I hate medication. In some ways it feels like a daily reminder that I couldn’t hack it. I know this really isn’t the case, it just feels that way. I don’t like the side affects. Frequently having dry, cotton mouth without the pleasure of drinking is quite unpleasant. Being overly tired, occasionally dizzy, and having frequent night sweats also is also a pain. But hating life, hating people, and hating my career as a mom is much worse. Kids really can tell when their parents are not connected. Depression creates a disconnect. And the damage that is done, takes time to repair. Unfortunately I speak from experience on this as well. Luckily kids are resilient and forgiving and loving without condition. But don't be mistaken, depression effects everyone in the family.
This all being said I now need to discuss a close friend that is considering going off their medication. The only reason given is not liking the side affects. I get that. But I also realize that it is a matter of pride and self-centeredness that creates this want. Denial and avoidance are self-serving. We have a mutual friend, LCS that disappeared almost 2 years ago. He lives with bi-polar disorder and on more than a few occasions, has abandoned his medication and then his friends and family. Sometimes he comes back within a few months. Sometime it takes longer. He has been a friend and figurative family member for over 15 years, but we have not heard from him once since the last disappearance. For all we know, he is dead. But we hope that he is not. Of course we are worried and saddened by his behavior, but I know that I am thoroughly ticked off as well.
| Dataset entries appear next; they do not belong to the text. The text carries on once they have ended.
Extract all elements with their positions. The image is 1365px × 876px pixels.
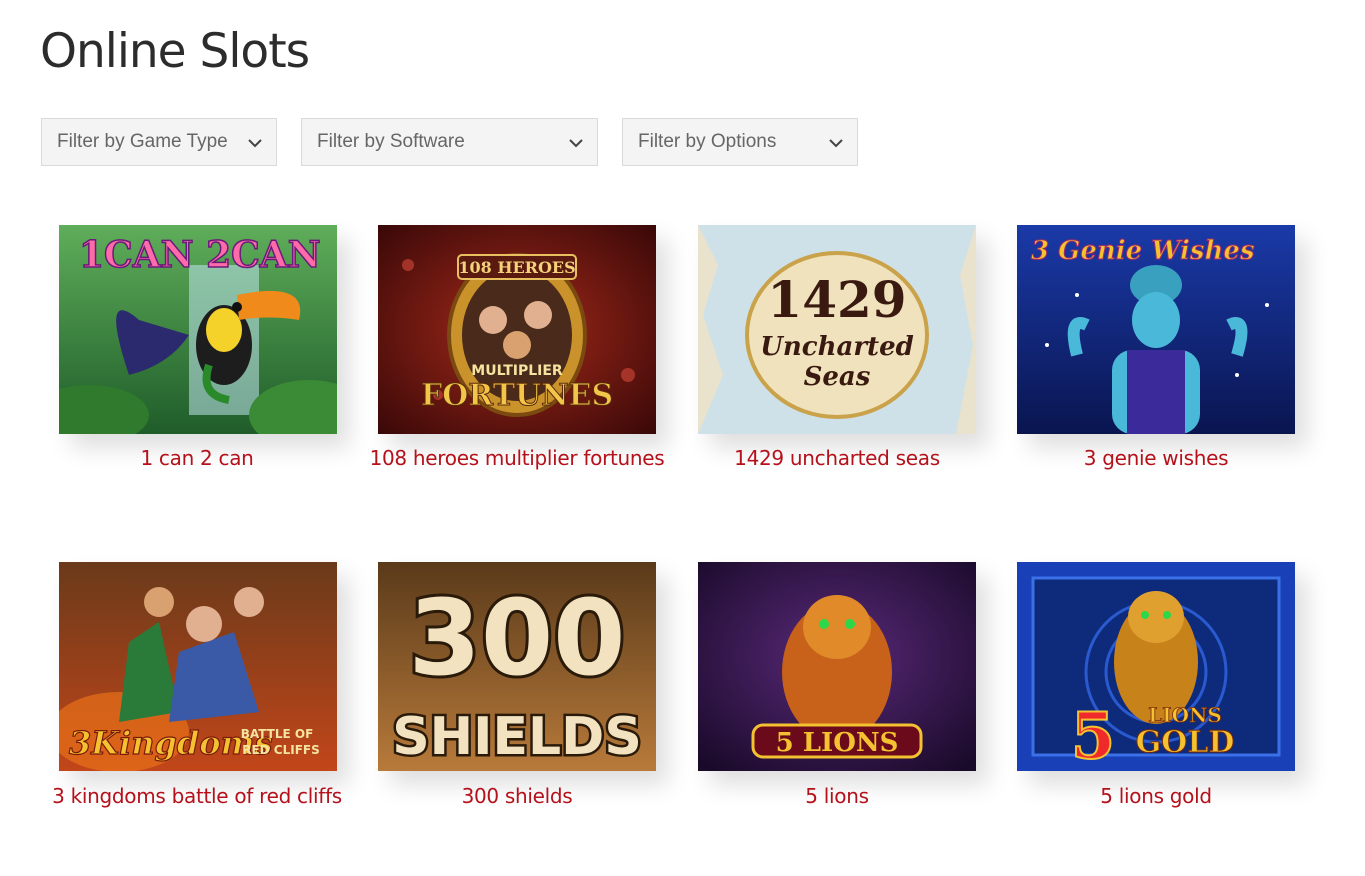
game-title-108-heroes[interactable]: 108 heroes multiplier fortunes: [367, 435, 667, 481]
game-logo-sub2: FORTUNES: [421, 378, 613, 413]
kingdoms-game-art: 3Kingdoms BATTLE OF RED CLIFFS: [59, 562, 337, 771]
game-logo-sub: LIONS: [1148, 703, 1222, 727]
games-grid: 1CAN 2CAN 1 can 2 can 108 HEROES MULTIPL…: [0, 0, 1365, 876]
game-title-1429-uncharted-seas[interactable]: 1429 uncharted seas: [687, 435, 987, 481]
game-thumbnail-3-genie-wishes[interactable]: 3 Genie Wishes: [1017, 225, 1295, 434]
game-title-5-lions-gold[interactable]: 5 lions gold: [1006, 773, 1306, 819]
game-logo-text: 5: [1071, 699, 1116, 771]
lions-gold-game-art: 5 LIONS GOLD: [1017, 562, 1295, 771]
game-thumbnail-1429-uncharted-seas[interactable]: 1429 Uncharted Seas: [698, 225, 976, 434]
game-thumbnail-1-can-2-can[interactable]: 1CAN 2CAN: [59, 225, 337, 434]
game-logo-text: 5 LIONS: [776, 728, 899, 758]
game-logo-text: 1CAN 2CAN: [79, 234, 321, 276]
uncharted-seas-game-art: 1429 Uncharted Seas: [698, 225, 976, 434]
game-thumbnail-5-lions[interactable]: 5 LIONS: [698, 562, 976, 771]
game-logo-text: 300: [408, 577, 625, 699]
game-logo-sub2: Seas: [804, 362, 871, 392]
genie-game-art: 3 Genie Wishes: [1017, 225, 1295, 434]
game-title-1-can-2-can[interactable]: 1 can 2 can: [47, 435, 347, 481]
game-title-3-kingdoms[interactable]: 3 kingdoms battle of red cliffs: [47, 773, 347, 819]
game-logo-sub: BATTLE OF: [241, 727, 314, 741]
game-title-5-lions[interactable]: 5 lions: [687, 773, 987, 819]
game-logo-text: 3 Genie Wishes: [1031, 236, 1255, 266]
game-logo-sub: Uncharted: [760, 332, 914, 362]
game-logo-sub2: GOLD: [1136, 725, 1235, 760]
game-title-300-shields[interactable]: 300 shields: [367, 773, 667, 819]
game-logo-text: 108 HEROES: [458, 258, 575, 277]
game-thumbnail-5-lions-gold[interactable]: 5 LIONS GOLD: [1017, 562, 1295, 771]
game-thumbnail-3-kingdoms[interactable]: 3Kingdoms BATTLE OF RED CLIFFS: [59, 562, 337, 771]
game-logo-sub2: RED CLIFFS: [242, 743, 320, 757]
shields-game-art: 300 SHIELDS: [378, 562, 656, 771]
heroes-game-art: 108 HEROES MULTIPLIER FORTUNES: [378, 225, 656, 434]
lions-game-art: 5 LIONS: [698, 562, 976, 771]
game-logo-sub: SHIELDS: [392, 707, 642, 767]
game-thumbnail-108-heroes[interactable]: 108 HEROES MULTIPLIER FORTUNES: [378, 225, 656, 434]
game-logo-text: 1429: [767, 270, 906, 329]
game-title-3-genie-wishes[interactable]: 3 genie wishes: [1006, 435, 1306, 481]
toucan-game-art: 1CAN 2CAN: [59, 225, 337, 434]
game-thumbnail-300-shields[interactable]: 300 SHIELDS: [378, 562, 656, 771]
game-logo-sub: MULTIPLIER: [471, 363, 563, 379]
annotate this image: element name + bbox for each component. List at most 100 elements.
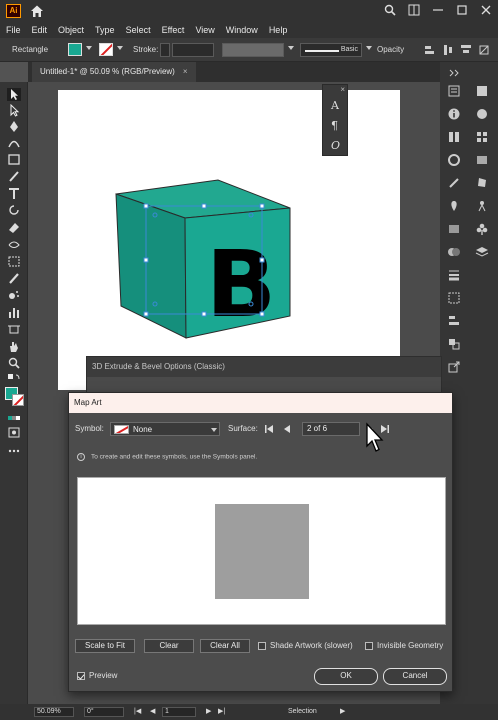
search-icon[interactable] [384, 4, 396, 16]
rotation-field[interactable]: 0° [84, 707, 124, 717]
maximize-icon[interactable] [456, 4, 468, 16]
brush-definition[interactable]: Basic [300, 43, 362, 57]
fill-stroke-indicator[interactable] [5, 387, 25, 407]
artboard[interactable]: B [58, 90, 400, 390]
last-artboard-icon[interactable]: ▶| [218, 704, 225, 720]
color-panel-icon[interactable] [475, 84, 489, 98]
more-tools-icon[interactable] [7, 444, 21, 457]
zoom-field[interactable]: 50.09% [34, 707, 74, 717]
variable-width-profile[interactable] [222, 43, 284, 57]
free-transform-tool-icon[interactable] [7, 255, 21, 268]
stroke-weight-stepper[interactable] [160, 43, 170, 57]
menu-effect[interactable]: Effect [162, 22, 185, 38]
curvature-tool-icon[interactable] [7, 136, 21, 149]
fill-color-swatch[interactable] [68, 43, 82, 56]
cube-artwork[interactable]: B [58, 90, 400, 390]
properties-icon[interactable] [447, 84, 461, 98]
preview-box-check[interactable] [77, 671, 85, 680]
gradient-icon[interactable] [447, 222, 461, 236]
info-panel-icon[interactable] [447, 107, 461, 121]
fill-dropdown-icon[interactable] [86, 46, 92, 50]
rotate-tool-icon[interactable] [7, 204, 21, 217]
paintbrush-tool-icon[interactable] [7, 170, 21, 183]
artboard-field[interactable]: 1 [162, 707, 196, 717]
previous-surface-icon[interactable] [282, 424, 292, 434]
status-menu-icon[interactable]: ▶ [340, 704, 345, 720]
symbol-sprayer-tool-icon[interactable] [7, 289, 21, 302]
minimize-icon[interactable] [432, 4, 444, 16]
artboard-tool-icon[interactable] [7, 323, 21, 336]
menu-type[interactable]: Type [95, 22, 115, 38]
eraser-tool-icon[interactable] [7, 221, 21, 234]
character-icon[interactable]: A [331, 99, 339, 112]
zoom-tool-icon[interactable] [7, 357, 21, 370]
color-guide-icon[interactable] [475, 107, 489, 121]
menu-file[interactable]: File [6, 22, 21, 38]
clear-button[interactable]: Clear [144, 639, 194, 653]
cancel-button[interactable]: Cancel [383, 668, 447, 685]
color-mode-icon[interactable] [7, 412, 21, 425]
stroke-color-swatch[interactable] [99, 43, 113, 56]
export-icon[interactable] [447, 360, 461, 374]
profile-dropdown-icon[interactable] [288, 46, 294, 50]
ok-button[interactable]: OK [314, 668, 378, 685]
draw-mode-icon[interactable] [7, 426, 21, 439]
type-tool-icon[interactable] [7, 187, 21, 200]
selection-tool-icon[interactable] [7, 88, 21, 101]
pen-tool-icon[interactable] [7, 120, 21, 133]
puppet-icon[interactable] [475, 199, 489, 213]
close-tab-icon[interactable]: × [183, 67, 188, 76]
rectangle-tool-icon[interactable] [7, 153, 21, 166]
align-icon[interactable] [424, 44, 436, 56]
scale-to-fit-button[interactable]: Scale to Fit [75, 639, 135, 653]
stroke-weight-field[interactable] [172, 43, 214, 57]
next-artboard-icon[interactable]: ▶ [206, 704, 211, 720]
first-surface-icon[interactable] [264, 424, 274, 434]
eyedropper-tool-icon[interactable] [7, 272, 21, 285]
invisible-geometry-checkbox[interactable]: Invisible Geometry [365, 641, 443, 651]
align-panel-icon[interactable] [447, 314, 461, 328]
appearance-icon[interactable] [447, 153, 461, 167]
swatches-icon[interactable] [475, 130, 489, 144]
column-graph-tool-icon[interactable] [7, 306, 21, 319]
hand-tool-icon[interactable] [7, 340, 21, 353]
menu-view[interactable]: View [195, 22, 214, 38]
arrange-documents-icon[interactable] [408, 4, 420, 16]
close-icon[interactable] [480, 4, 492, 16]
first-artboard-icon[interactable]: |◀ [134, 704, 141, 720]
brush-dropdown-icon[interactable] [366, 46, 372, 50]
menu-window[interactable]: Window [226, 22, 258, 38]
shade-artwork-box[interactable] [258, 641, 266, 650]
opacity-label[interactable]: Opacity [377, 45, 404, 54]
surface-preview[interactable] [77, 477, 446, 625]
shade-artwork-checkbox[interactable]: Shade Artwork (slower) [258, 641, 353, 651]
libraries-icon[interactable] [447, 130, 461, 144]
menu-object[interactable]: Object [58, 22, 84, 38]
transparency-icon[interactable] [447, 245, 461, 259]
surface-field[interactable]: 2 of 6 [302, 422, 360, 436]
panel-close-icon[interactable]: × [340, 85, 345, 94]
paragraph-icon[interactable]: ¶ [331, 119, 338, 132]
previous-artboard-icon[interactable]: ◀ [150, 704, 155, 720]
club-symbol-icon[interactable] [475, 222, 489, 236]
symbol-select[interactable]: None [110, 422, 220, 436]
clear-all-button[interactable]: Clear All [200, 639, 250, 653]
transform-icon[interactable] [478, 44, 490, 56]
direct-selection-tool-icon[interactable] [7, 104, 21, 117]
home-icon[interactable] [30, 4, 44, 18]
brushes-icon[interactable] [447, 176, 461, 190]
menu-select[interactable]: Select [126, 22, 151, 38]
stroke-label[interactable]: Stroke: [133, 45, 158, 54]
document-tab[interactable]: Untitled-1* @ 50.09 % (RGB/Preview) × [32, 62, 196, 82]
opentype-icon[interactable]: O [331, 139, 340, 152]
distribute-icon[interactable] [442, 44, 454, 56]
stroke-dropdown-icon[interactable] [117, 46, 123, 50]
collapse-dock-icon[interactable] [447, 66, 461, 80]
transform-panel-icon[interactable] [447, 291, 461, 305]
invisible-geometry-box[interactable] [365, 641, 373, 650]
menu-edit[interactable]: Edit [32, 22, 48, 38]
width-tool-icon[interactable] [7, 238, 21, 251]
menu-help[interactable]: Help [269, 22, 288, 38]
pathfinder-icon[interactable] [447, 337, 461, 351]
gradient-panel-icon[interactable] [475, 153, 489, 167]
I know that this self-indulgent behavior has effected our family. It has left an open wound that still has yet to fully heal. And even when it does, and it most likely will, his choice to abandon treatment will leave an emotional scar. It hurts to know that he didn't feel he could turn to anyone close when life became to much. It hurts to know that he is hurting. And it has left all involved, a little more jaded and cynical about the world.
I hope my other friend will remember and evaluate the decisions that LCS has made and realize that they are making the same errors in judgement. If your medication isn't working then go see the doctor. Put pride aside and go. Your actions effect others whether you like it or not. You can be angry at me, that's fine. Be angry. I'd rather you be mad than missing, physically or emotionally.